The initial sensation overwhelming the viewer while discovering the new installation of the Israeli artist Ruth Noam is the order perturbation, between the dripping little fountain and the enlarged ears laid out on the floor. The theme and the sense of dramatization are surprising. The ears, meaty looking terrifying monsters, are all that remains on the floor of lost and unknown entities. But upon careful observation, each one of them is connected by an electric wire, creating a colony that can spread and protect itself. Will the vibrations be those of the organs breathing or their last spasm? Here Ruth challenges the public.

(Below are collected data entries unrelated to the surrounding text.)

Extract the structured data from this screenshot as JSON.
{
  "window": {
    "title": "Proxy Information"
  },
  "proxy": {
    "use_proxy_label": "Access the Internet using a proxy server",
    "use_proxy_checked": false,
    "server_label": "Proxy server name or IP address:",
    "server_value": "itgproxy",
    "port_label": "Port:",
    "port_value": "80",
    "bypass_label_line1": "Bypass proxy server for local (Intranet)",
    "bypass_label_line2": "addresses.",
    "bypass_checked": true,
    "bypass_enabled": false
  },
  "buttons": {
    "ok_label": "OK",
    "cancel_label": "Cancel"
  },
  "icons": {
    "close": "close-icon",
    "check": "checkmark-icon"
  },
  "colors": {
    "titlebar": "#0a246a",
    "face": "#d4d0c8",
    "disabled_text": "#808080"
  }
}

Both the ear theme, used by the artist to connect to the selective listening concept, and the theme of the back and forth of the water, is recurrent in Ruth’s work. Thus, in “Editing Room” she had an ear made out of resin, inside which there was an art video without sound. Hearing was represented by the shape of the ear, but the sense needed in the work is the one of sight. The emphasis is placed here on the selection and filtering of data and values picked up by the ears, representing various areas of thought, spirituality, abstraction and sensuality. Sound is equally absent in “I Lost My Heart in Lanzanote,” which consists of a series of art videos centered around the water element, and the hypnotic character of the arrangement reminds us of the repetitive drip of her new installation. Here, the falling drops and the ears are a symbol of the way we assimilate values, opinions and stereotypes.
Ruth Noam does not give the viewer the luxury of taking a step back from an observation and intellectual avoidance standpoint, except by highlighting human weakness, in what concerns the power of sense that knows, sees and listens what it knows or thinks that knows, and not what it really is.